The answer may be quite simple. It seems that a great deal of natural gas got "stuck in the pipes" because there was not enough electricity to operate the pumps to move it along. And there was not enough electricity to operate the pumps because environmentalists had seen to it that plans for new coal-powered generating plants had been shuttered back in 2007. So without the coal, there was no electricity, and without the electricity, there was no natural gas. And since much of the natural gas was intended to supply electrical power generating plants, there was even less electricity to supply the pumps and everything else.

The Texas power blackouts affected millions of homeowners and businesses, as well as vital services such as hospitals, schools, and police and fire services. An extended loss of power during periods of extreme temperatures endangers everyone. It cuts off emergency responders from those in need, and it leaves citizens freezing in their homes. The loss of power reduces modern society to an anarchic level where each is left to fend for himself.

Unfortunately, environmentalists in Texas who blocked the construction of coal-powered plants and shut down others during the last decade did not consider these consequences. All that they thought of was that coal is "dirty," so coal must go. They did not consider what would take its place. Had the coal generating facilities that were planned a decade ago by Texas Power been in place, the rolling blackouts of 2011 might well have been avoided.

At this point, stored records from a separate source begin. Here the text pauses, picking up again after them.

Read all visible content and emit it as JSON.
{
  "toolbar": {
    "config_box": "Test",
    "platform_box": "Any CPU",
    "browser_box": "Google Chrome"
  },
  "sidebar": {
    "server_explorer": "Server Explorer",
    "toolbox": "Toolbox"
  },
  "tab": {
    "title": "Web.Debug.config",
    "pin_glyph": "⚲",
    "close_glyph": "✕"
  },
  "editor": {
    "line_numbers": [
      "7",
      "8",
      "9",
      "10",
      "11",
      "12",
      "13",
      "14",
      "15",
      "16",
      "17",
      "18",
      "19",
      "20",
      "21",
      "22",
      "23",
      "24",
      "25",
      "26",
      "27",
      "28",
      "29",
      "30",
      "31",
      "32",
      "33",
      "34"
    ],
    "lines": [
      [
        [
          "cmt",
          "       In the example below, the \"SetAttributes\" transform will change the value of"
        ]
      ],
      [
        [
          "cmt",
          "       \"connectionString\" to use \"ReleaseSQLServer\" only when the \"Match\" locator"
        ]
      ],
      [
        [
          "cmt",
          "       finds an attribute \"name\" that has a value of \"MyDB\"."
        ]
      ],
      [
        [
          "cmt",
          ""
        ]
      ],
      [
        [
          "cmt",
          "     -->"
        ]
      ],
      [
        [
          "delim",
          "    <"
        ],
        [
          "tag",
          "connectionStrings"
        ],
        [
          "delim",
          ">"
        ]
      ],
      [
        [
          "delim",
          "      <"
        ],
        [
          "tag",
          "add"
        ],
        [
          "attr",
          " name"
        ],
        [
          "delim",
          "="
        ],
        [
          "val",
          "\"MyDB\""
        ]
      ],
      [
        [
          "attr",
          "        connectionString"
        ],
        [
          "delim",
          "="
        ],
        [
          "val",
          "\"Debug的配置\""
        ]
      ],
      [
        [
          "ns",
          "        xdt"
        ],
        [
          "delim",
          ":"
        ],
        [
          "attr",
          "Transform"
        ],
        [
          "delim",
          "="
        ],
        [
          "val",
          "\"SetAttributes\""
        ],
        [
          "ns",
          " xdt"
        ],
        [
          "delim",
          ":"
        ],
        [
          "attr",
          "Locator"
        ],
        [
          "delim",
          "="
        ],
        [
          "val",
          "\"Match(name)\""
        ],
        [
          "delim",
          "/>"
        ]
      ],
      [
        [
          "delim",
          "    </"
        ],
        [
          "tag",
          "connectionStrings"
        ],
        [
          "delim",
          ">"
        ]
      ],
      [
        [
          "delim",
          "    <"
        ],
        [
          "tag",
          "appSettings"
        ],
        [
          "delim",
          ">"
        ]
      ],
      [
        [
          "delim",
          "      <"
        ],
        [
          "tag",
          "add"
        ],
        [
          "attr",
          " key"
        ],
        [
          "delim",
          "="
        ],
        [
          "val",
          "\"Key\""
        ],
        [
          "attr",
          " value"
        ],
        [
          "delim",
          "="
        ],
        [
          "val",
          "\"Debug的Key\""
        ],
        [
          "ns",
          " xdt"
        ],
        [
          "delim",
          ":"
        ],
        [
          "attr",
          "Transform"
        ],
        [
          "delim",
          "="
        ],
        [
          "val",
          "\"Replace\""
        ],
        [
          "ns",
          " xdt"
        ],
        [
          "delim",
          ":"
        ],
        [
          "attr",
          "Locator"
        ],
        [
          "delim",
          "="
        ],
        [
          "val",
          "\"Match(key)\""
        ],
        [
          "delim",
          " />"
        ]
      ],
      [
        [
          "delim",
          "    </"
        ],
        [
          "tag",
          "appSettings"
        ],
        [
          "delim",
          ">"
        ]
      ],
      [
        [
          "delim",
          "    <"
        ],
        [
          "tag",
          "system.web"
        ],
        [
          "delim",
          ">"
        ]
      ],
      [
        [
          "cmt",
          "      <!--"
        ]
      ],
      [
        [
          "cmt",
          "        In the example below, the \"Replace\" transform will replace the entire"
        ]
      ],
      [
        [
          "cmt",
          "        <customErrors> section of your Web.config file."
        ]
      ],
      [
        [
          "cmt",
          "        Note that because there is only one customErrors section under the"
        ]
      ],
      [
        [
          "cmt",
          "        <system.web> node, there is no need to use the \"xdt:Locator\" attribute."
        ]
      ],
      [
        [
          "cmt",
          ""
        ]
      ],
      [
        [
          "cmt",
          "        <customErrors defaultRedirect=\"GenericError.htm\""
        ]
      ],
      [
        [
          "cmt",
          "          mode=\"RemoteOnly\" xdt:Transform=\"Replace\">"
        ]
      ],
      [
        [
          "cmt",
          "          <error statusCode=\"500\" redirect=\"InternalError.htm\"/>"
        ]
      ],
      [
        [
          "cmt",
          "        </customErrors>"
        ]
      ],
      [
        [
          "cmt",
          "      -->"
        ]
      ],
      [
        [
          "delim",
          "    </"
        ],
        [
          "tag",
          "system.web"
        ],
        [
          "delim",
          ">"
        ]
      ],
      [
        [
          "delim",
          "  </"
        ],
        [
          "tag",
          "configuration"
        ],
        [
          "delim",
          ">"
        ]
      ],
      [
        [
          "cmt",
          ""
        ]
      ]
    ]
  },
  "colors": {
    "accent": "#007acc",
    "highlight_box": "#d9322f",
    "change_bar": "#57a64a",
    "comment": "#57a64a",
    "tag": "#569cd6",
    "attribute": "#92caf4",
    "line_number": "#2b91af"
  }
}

As it happened, plans for construction of eight large coal-powered plants were scrapped in 2007 in a private equity deal crafted by the environmental action group, Environmental Defense. Under the agreement, TXU, the Texas power company, agreed to discontinue plans for eight Texas plants, halt construction of coal-powered plants in other states, reduce its carbon footprint to 1990 levels, and endorse the US Climate Action Partnership agenda. This radical transformation of TXU contributed to regulatory approval for takeover of the company by private equity group KKR (Kohlberg, Kravis, Roberts).

It is ironic, considering the freezing temperatures that Texans endured during the first week of February, that an agreement to discontinue construction of coal-powered plants was predicated on the now discredited theory of man-made global warming. In order to lower global temperatures, as they imagined, environmentalists pressured TXU to accept a plan that made it impossible for the citizens of Texas to heat their homes.

Can there be any doubt that the agreement to discontinue eight large power plants was a contributing factor in the rolling blackouts of February 2011? The generating capacity supplied by these plants would not have been dependent on the pumping of natural gas. It would have continued to heat homes and businesses, and to power emergency services, throughout the storm. Instead, the state was left depending on an inherently less reliable mix of power sources.

The Texas blackouts are a foretaste of what the rest of the country can expect, given the concerted effort of the Obama administration to shut down coal generating plants and to place obstacles in the way of coal mining. Just weeks ago, the EPA revoked the permit for Arch Coal's Spruce Number One mine in Virginia, one of the largest coal mining projects in the country. For the past two years, in fact, the EPA has pursued a hyper-aggressive program of enforcement that seems intended to price coal electrical generation out of the market. As in Texas, plans for new coal power plants have been scrubbed. They have been replaced by plants powered by natural gas, and by heavily subsidized wind and solar generation.

The problem is that natural gas plants have not come on line quickly enough to replace the coal generation that has been lost, and wind and solar, which make up only 1% of power generation anyway, are inherently unreliable. The wind does not blow all the time, nor does the sun shine at night.  Had the US retained its reliable base of coal power generation, there would be less danger of further blackouts. As it is, much of the country is in danger of experiencing outages similar to those in Texas.

Ironically, the US is in danger of power blackouts at a time when it is exporting greater and greater amount of coal to China and other countries. Already, America is sending 80 million tons of coal overseas, but plans are underway to increase exports by 10% in 2011. Countries overseas understand that coal is the cheapest and most reliable form of energy available for producing electrical power. At a time when America is curtailing its coal generating capacity, China and India are building one new coal generating plant every week. And America is shipping its vital resources overseas even as its citizens are left, quite literally, out in the cold.

Jeffrey Folks is author of many books and articles on American culture and politics.